An angiogram should be performed in an emergency only if it's a prelude to surgery or angioplasty. For that reason, you should be admitted to the hospital where surgery will be performed. I was involved in a recent case where the patient, a woman with unstable angina, was admitted to a small hospital. The angiogram was scheduled for several days later. If it revealed blockages, she would have to be transferred to a center that specializes in cardiovascular disease. I advised the family to make the transfer even before the angiogram was done. At the Cleveland Clinic, a center of excellence for cardiology, the angiogram showed a large blockage in a main coronary artery. Angioplasty pushed aside the blockage and relieved her chest pain. The principle is simple: At the earliest hint of trouble, put yourself into the care of the best possible medical center where all the options will be covered.

The hospital should perform a minimum of 300 angiograms a year. According to the American College of Cardiology, the hospital's mortality rate should not exceed 0.13 percent.
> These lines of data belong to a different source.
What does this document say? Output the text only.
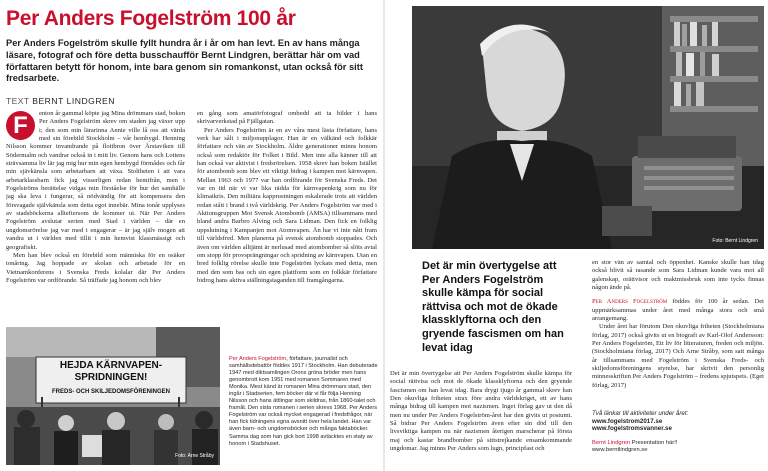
Per Anders Fogelström 100 år
Per Anders Fogelström skulle fyllt hundra år i år om han levt. En av hans många läsare, fotograf och före detta busschaufför Bernt Lindgren, berättar här om vad författaren betytt för honom, inte bara genom sin romankonst, utan också för sitt fredsarbete.
TEXT BERNT LINDGREN

F	enton år gammal köpte jag Mina drömmars stad, boken Per Anders Fogelström skrev om staden jag växer upp i; den som min lärarinna Annie ville lå oss att värda med sin förebild Stockholm – vår hembygd. Henning Nilsson kommer invandrande på flottbron över Årstaviken till Södermalm och vandrar också in i mitt liv. Genom hans och Lottens strävsamma liv lär jag mig hur min egen hembygd förmådes och får min sjävkänsla som arbetarbarn att växa. Stoltheten i att vara arbetarklassbarn fick jag visserligen redan hemifrån, men i Fogelströms berättelse vidgas min förståelse för hur det samhälle jag ska leva i fungerar, så nödvändig för att kompensera den försvagade självkänsla som detta egot innebär. Mina tonår upplyses av stadsböckerna allteftersom de kommer ut. När Per Anders Fogelström avslutar serien med Stad i världen – där en ungdomsrörelse jag var med i engagerar – är jag själv mogen att vandra ut i världen med tillit i min hemvist klassmässigt och geografiskt.

Men han blev också en förebild som människa för en osäker tonåring. Jag hoppade av skolan och arbetade för en Vietnamkonferens i Svenska Freds kolalar där Per Anders Fogelström var ordförande. Så träffade jag honom och blev

en gång som amatörfotograf ombedd att ta bilder i hans skrivarverkstad på Fjällgatan.

Per Anders Fogelström är en av våra mest lästa författare, hans verk har sålt i miljonupplagor. Han är en välkänd och folkkär författare och vän av Stockholm. Äldre generationer minns honom också som redaktör för Folket i Bild. Men inte alla känner till att han också var aktivist i fredsrörelsen. 1958 skrev han boken Istället för atombomb som blev ett viktigt bidrag i kampen mot kärnvapen. Mellan 1963 och 1977 var han ordförande för Svenska Freds. Det var en tid när vi var lika rädda för kärnvapenkrig som nu för klimatkris. Den militära kapprustningen eskalerade trots att världen redan stått i brand i två världskrig. Per Anders Fogelström var med i Aktionsgruppen Mot Svensk Atombomb (AMSA) tillsammans med bland andra Barbro Alving och Sara Lidman. Den fick en folklig uppslutning i Kampanjen mot Atomvapen. Än har vi inte nått fram till världsfred. Men planerna på svensk atombomb stoppades. Och även om världen alltjämt är nerlusad med atombomber så slöts avtal om stopp för provsprängningar och spridning av kärnvapen. Utan en bred folklig rörelse skulle inte Fogelström lyckats med detta, men med den som bas och sin egen plattform som en folkkär författare bidrog hans aktiva ställningstaganden till framgångarna.

HEJDA KÄRNVAPEN-
SPRIDNINGEN!
FREDS- OCH SKILJEDOMSFÖRENINGEN
Foto: Arne Stråby
Per Anders Fogelström, författare, journalist och samhällsdebattör föddes 1917 i Stockholm. Han debuterade 1947 med diktsamlingen Orons gröna bröder men hans genombrott kom 1951 med romanen Sommaren med Monika. Mest känd är romanen Mina drömmars stad, den ingår i Stadserien, fem böcker där vi får följa Henning Nilsson och hans ättlingar som skildras, från 1860-talet och framåt. Den sista romanen i serien skrevs 1968. Per Anders Fogelström var också mycket engagerad i fredsfrågor, när han fick tidningens egna avsnitt över hela landet. Han var även barn- och ungdomsböcker och många faktaböcker. Samma dag som han gick bort 1998 avtäcktes en staty av honom i Stadshuset.
Foto: Bernt Lindgren
Det är min övertygelse att Per Anders Fogelström skulle kämpa för social rättvisa och mot de ökade klassklyftorna och den gryende fascismen om han levat idag

Det är min övertygelse att Per Anders Fogelström skulle kämpa för social rättvisa och mot de ökade klassklyftorna och den gryende fascismen om han levat idag. Bara drygt tjugo år gammal skrev han Den okuvliga friheten strax före andra världskriget, ett av hans många bidrag till kampen mot nazismen. Inget förlag gav ut den då men nu under Per Anders Fogelström-året har den givits ut postumt. Så bidrar Per Anders Fogelström även efter sin död till den livsviktiga kampen nu när nazismen återigen marscherar på första maj och kastar brandbomber på sittstrejkande ensamkommande ungdomar. Jag minns Per Anders som lugn, principfast och

en stor vän av samtal och öppenhet. Kanske skulle han idag också blivit så rasande som Sara Lidman kunde vara mot all galenskap, orättvisor och maktmissbruk som inte tycks finnas någon ände på.

Per Anders Fogelström föddes för 100 år sedan. Det uppmärksammas under året med många stora och små arrangemang.

Under året har förutom Den okuvliga friheten (Stockholmiana förlag, 2017) också givits ut en biografi av Karl-Olof Andersson: Per Anders Fogelström, Ett liv för litteraturen, freden och miljön. (Stockholmiana förlag, 2017) Och Arne Stråby, som satt många år tillsammans med Fogelström i Svenska Freds- och skiljedomsföreningens styrelse, har skrivit den personlig minnesskriften Per Anders Fogelström – fredens spjutspets. (Eget förlag, 2017)

Två länkar till aktiviteter under året:
www.fogelstrom2017.se
www.fogelstromsvanner.se
Bernt Lindgren Presentation här!!
www.berntlindgren.se
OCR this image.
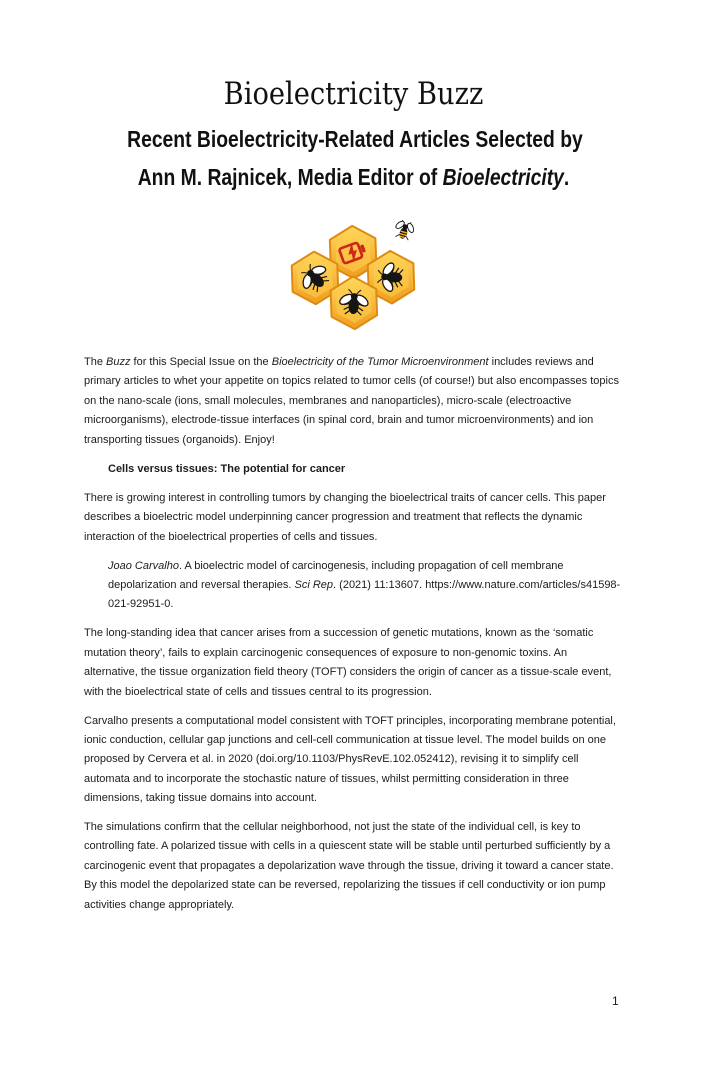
Bioelectricity Buzz
Recent Bioelectricity-Related Articles Selected by
Ann M. Rajnicek, Media Editor of Bioelectricity.

The Buzz for this Special Issue on the Bioelectricity of the Tumor Microenvironment includes reviews and primary articles to whet your appetite on topics related to tumor cells (of course!) but also encompasses topics on the nano-scale (ions, small molecules, membranes and nanoparticles), micro-scale (electroactive microorganisms), electrode-tissue interfaces (in spinal cord, brain and tumor microenvironments) and ion transporting tissues (organoids). Enjoy!

Cells versus tissues: The potential for cancer

There is growing interest in controlling tumors by changing the bioelectrical traits of cancer cells. This paper describes a bioelectric model underpinning cancer progression and treatment that reflects the dynamic interaction of the bioelectrical properties of cells and tissues.

Joao Carvalho. A bioelectric model of carcinogenesis, including propagation of cell membrane depolarization and reversal therapies. Sci Rep. (2021) 11:13607. https://www.nature.com/articles/s41598-021-92951-0.

The long-standing idea that cancer arises from a succession of genetic mutations, known as the ‘somatic mutation theory’, fails to explain carcinogenic consequences of exposure to non-genomic toxins. An alternative, the tissue organization field theory (TOFT) considers the origin of cancer as a tissue-scale event, with the bioelectrical state of cells and tissues central to its progression.

Carvalho presents a computational model consistent with TOFT principles, incorporating membrane potential, ionic conduction, cellular gap junctions and cell-cell communication at tissue level. The model builds on one proposed by Cervera et al. in 2020 (doi.org/10.1103/PhysRevE.102.052412), revising it to simplify cell automata and to incorporate the stochastic nature of tissues, whilst permitting consideration in three dimensions, taking tissue domains into account.

The simulations confirm that the cellular neighborhood, not just the state of the individual cell, is key to controlling fate. A polarized tissue with cells in a quiescent state will be stable until perturbed sufficiently by a carcinogenic event that propagates a depolarization wave through the tissue, driving it toward a cancer state. By this model the depolarized state can be reversed, repolarizing the tissues if cell conductivity or ion pump activities change appropriately.

1
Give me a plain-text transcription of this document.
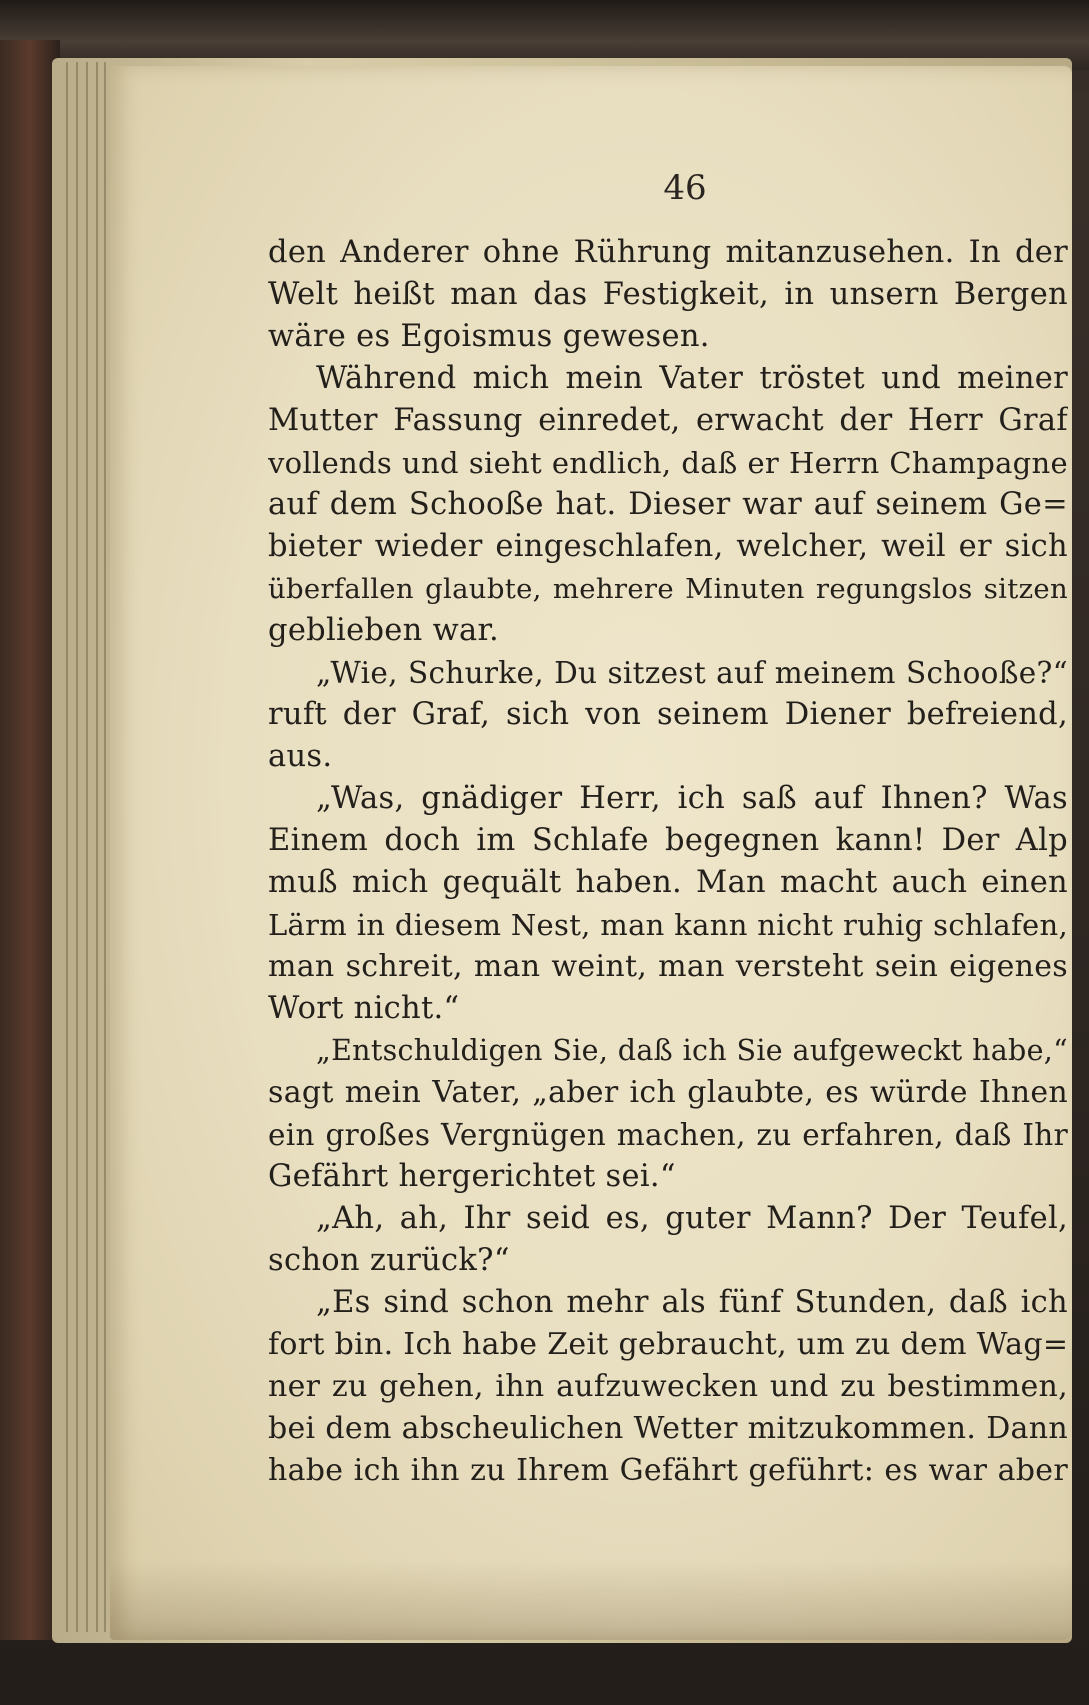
46
den Anderer ohne Rührung mitanzusehen. In der
Welt heißt man das Festigkeit, in unsern Bergen
wäre es Egoismus gewesen.
Während mich mein Vater tröstet und meiner
Mutter Fassung einredet, erwacht der Herr Graf
vollends und sieht endlich, daß er Herrn Champagne
auf dem Schooße hat. Dieser war auf seinem Ge=
bieter wieder eingeschlafen, welcher, weil er sich
überfallen glaubte, mehrere Minuten regungslos sitzen
geblieben war.
„Wie, Schurke, Du sitzest auf meinem Schooße?“
ruft der Graf, sich von seinem Diener befreiend,
aus.
„Was, gnädiger Herr, ich saß auf Ihnen? Was
Einem doch im Schlafe begegnen kann! Der Alp
muß mich gequält haben. Man macht auch einen
Lärm in diesem Nest, man kann nicht ruhig schlafen,
man schreit, man weint, man versteht sein eigenes
Wort nicht.“
„Entschuldigen Sie, daß ich Sie aufgeweckt habe,“
sagt mein Vater, „aber ich glaubte, es würde Ihnen
ein großes Vergnügen machen, zu erfahren, daß Ihr
Gefährt hergerichtet sei.“
„Ah, ah, Ihr seid es, guter Mann? Der Teufel,
schon zurück?“
„Es sind schon mehr als fünf Stunden, daß ich
fort bin. Ich habe Zeit gebraucht, um zu dem Wag=
ner zu gehen, ihn aufzuwecken und zu bestimmen,
bei dem abscheulichen Wetter mitzukommen. Dann
habe ich ihn zu Ihrem Gefährt geführt: es war aber
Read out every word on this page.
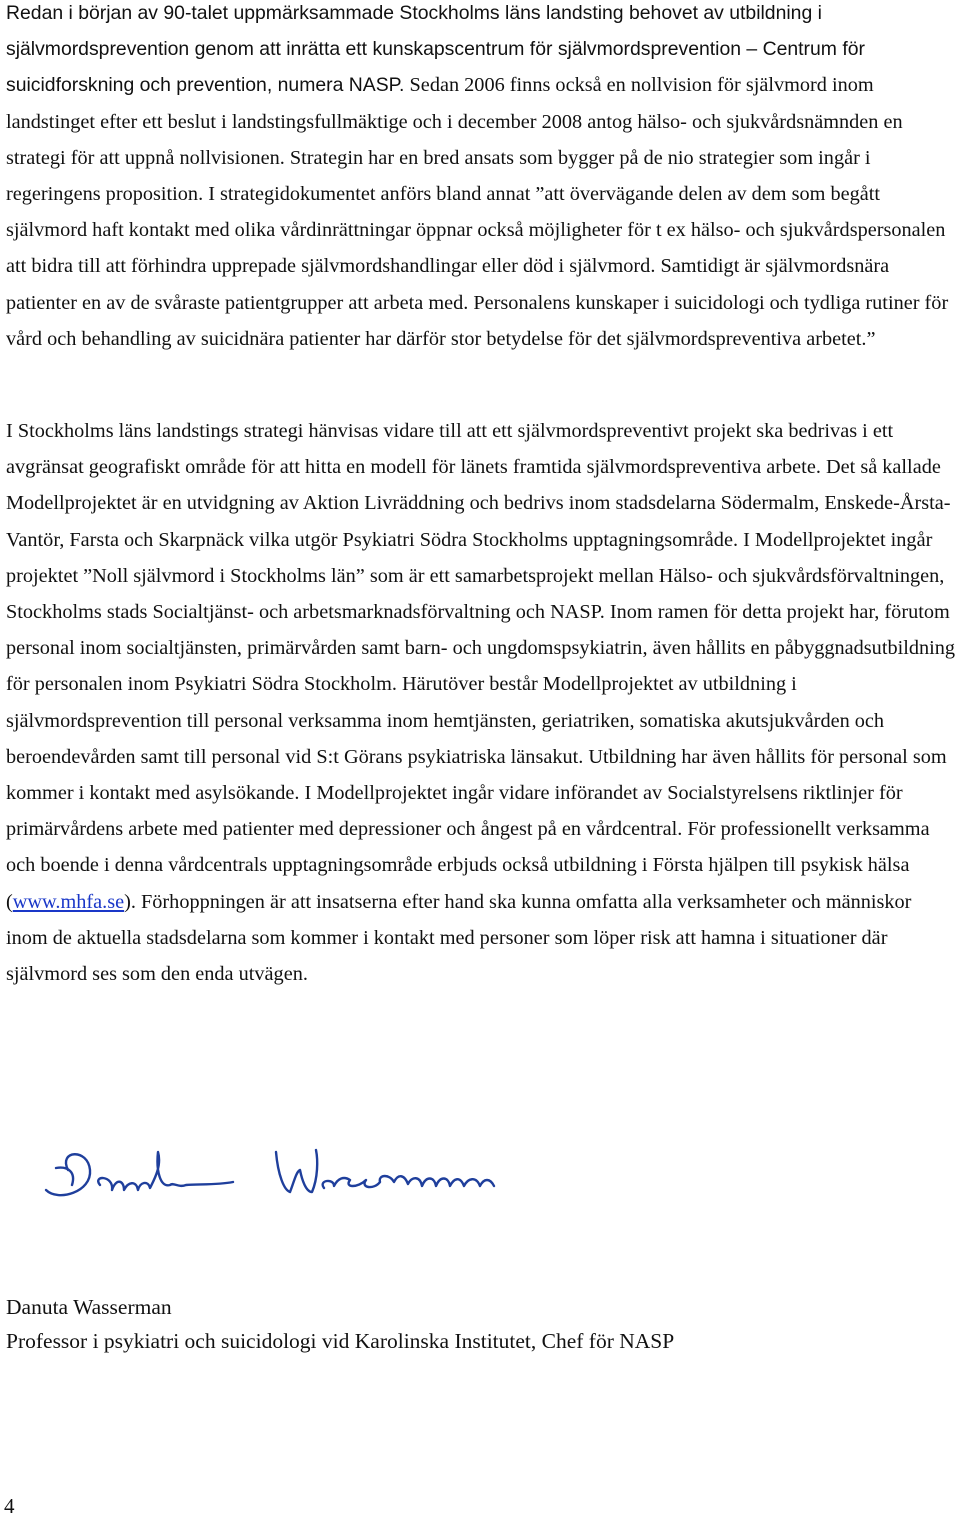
Redan i början av 90-talet uppmärksammade Stockholms läns landsting behovet av utbildning i självmordsprevention genom att inrätta ett kunskapscentrum för självmordsprevention – Centrum för suicidforskning och prevention, numera NASP. Sedan 2006 finns också en nollvision för självmord inom landstinget efter ett beslut i landstingsfullmäktige och i december 2008 antog hälso- och sjukvårdsnämnden en strategi för att uppnå nollvisionen. Strategin har en bred ansats som bygger på de nio strategier som ingår i regeringens proposition. I strategidokumentet anförs bland annat ”att övervägande delen av dem som begått självmord haft kontakt med olika vårdinrättningar öppnar också möjligheter för t ex hälso- och sjukvårdspersonalen att bidra till att förhindra upprepade självmordshandlingar eller död i självmord. Samtidigt är självmordsnära patienter en av de svåraste patientgrupper att arbeta med. Personalens kunskaper i suicidologi och tydliga rutiner för vård och behandling av suicidnära patienter har därför stor betydelse för det självmordspreventiva arbetet.”

I Stockholms läns landstings strategi hänvisas vidare till att ett självmordspreventivt projekt ska bedrivas i ett avgränsat geografiskt område för att hitta en modell för länets framtida självmordspreventiva arbete. Det så kallade Modellprojektet är en utvidgning av Aktion Livräddning och bedrivs inom stadsdelarna Södermalm, Enskede-Årsta-Vantör, Farsta och Skarpnäck vilka utgör Psykiatri Södra Stockholms upptagningsområde. I Modellprojektet ingår projektet ”Noll självmord i Stockholms län” som är ett samarbetsprojekt mellan Hälso- och sjukvårdsförvaltningen, Stockholms stads Socialtjänst- och arbetsmarknadsförvaltning och NASP. Inom ramen för detta projekt har, förutom personal inom socialtjänsten, primärvården samt barn- och ungdomspsykiatrin, även hållits en påbyggnadsutbildning för personalen inom Psykiatri Södra Stockholm. Härutöver består Modellprojektet av utbildning i självmordsprevention till personal verksamma inom hemtjänsten, geriatriken, somatiska akutsjukvården och beroendevården samt till personal vid S:t Görans psykiatriska länsakut. Utbildning har även hållits för personal som kommer i kontakt med asylsökande. I Modellprojektet ingår vidare införandet av Socialstyrelsens riktlinjer för primärvårdens arbete med patienter med depressioner och ångest på en vårdcentral. För professionellt verksamma och boende i denna vårdcentrals upptagningsområde erbjuds också utbildning i Första hjälpen till psykisk hälsa (www.mhfa.se). Förhoppningen är att insatserna efter hand ska kunna omfatta alla verksamheter och människor inom de aktuella stadsdelarna som kommer i kontakt med personer som löper risk att hamna i situationer där självmord ses som den enda utvägen.

Danuta Wasserman
Professor i psykiatri och suicidologi vid Karolinska Institutet, Chef för NASP
4
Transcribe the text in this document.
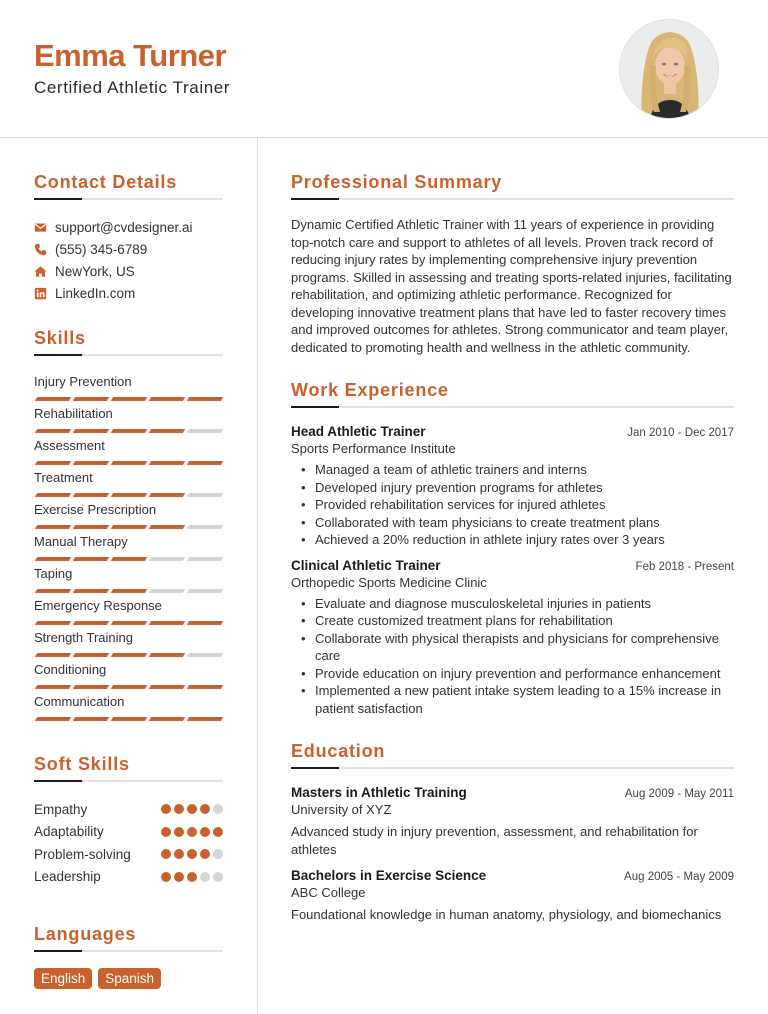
Emma Turner
Certified Athletic Trainer
Contact Details
support@cvdesigner.ai
(555) 345-6789
NewYork, US
LinkedIn.com
Skills
Injury Prevention
Rehabilitation
Assessment
Treatment
Exercise Prescription
Manual Therapy
Taping
Emergency Response
Strength Training
Conditioning
Communication
Soft Skills
Empathy
Adaptability
Problem-solving
Leadership
Languages
English	Spanish
Professional Summary

Dynamic Certified Athletic Trainer with 11 years of experience in providing top-notch care and support to athletes of all levels. Proven track record of reducing injury rates by implementing comprehensive injury prevention programs. Skilled in assessing and treating sports-related injuries, facilitating rehabilitation, and optimizing athletic performance. Recognized for developing innovative treatment plans that have led to faster recovery times and improved outcomes for athletes. Strong communicator and team player, dedicated to promoting health and wellness in the athletic community.

Work Experience
Head Athletic Trainer	Jan 2010 - Dec 2017
Sports Performance Institute
• Managed a team of athletic trainers and interns
• Developed injury prevention programs for athletes
• Provided rehabilitation services for injured athletes
• Collaborated with team physicians to create treatment plans
• Achieved a 20% reduction in athlete injury rates over 3 years
Clinical Athletic Trainer	Feb 2018 - Present
Orthopedic Sports Medicine Clinic
• Evaluate and diagnose musculoskeletal injuries in patients
• Create customized treatment plans for rehabilitation
• Collaborate with physical therapists and physicians for comprehensive care
• Provide education on injury prevention and performance enhancement
• Implemented a new patient intake system leading to a 15% increase in patient satisfaction
Education
Masters in Athletic Training	Aug 2009 - May 2011
University of XYZ
Advanced study in injury prevention, assessment, and rehabilitation for athletes
Bachelors in Exercise Science	Aug 2005 - May 2009
ABC College
Foundational knowledge in human anatomy, physiology, and biomechanics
The complication rate from stroke, heart attack, or hemorrhaging should be no greater then 0.5 percent.

Step 5: Choose a doctor.

Your doctor should be a board-certified cardiologist who has completed a three year fellowship in the field. That fellowship should have included a year in a catheterization lab, during which the doctor performed a minimum of 300 catheterizations with 200 of those as the primary operator. (Not all cardiology fellowships emphasize proficiency. In fact, the majority of fellows will not perform 300 procedures.)

Your doctor should currently perform a minimum of three catheterizations a week or about 150 a year. But if the doctor is performing more than 1,000 a year, that's too many--he or she isn't spending enough time on patient care. (Pediatric cardiologists need perform fewer angiograms--about 50 to 100 a year-- to maintain their skills.) The doctor's death rate should compare favorably to the average, which is about 0.13 percent; complication rate from stroke, heart attack, or death within 48 hours of the procedure should be less then 0.2 percent.

You should also ask the doctor how many of his or her patients have had the procedure a second time. Angiograms sometimes are repeated because the studies were inadequate or because the equipment was technically inferior. If this happens even once, it is too often.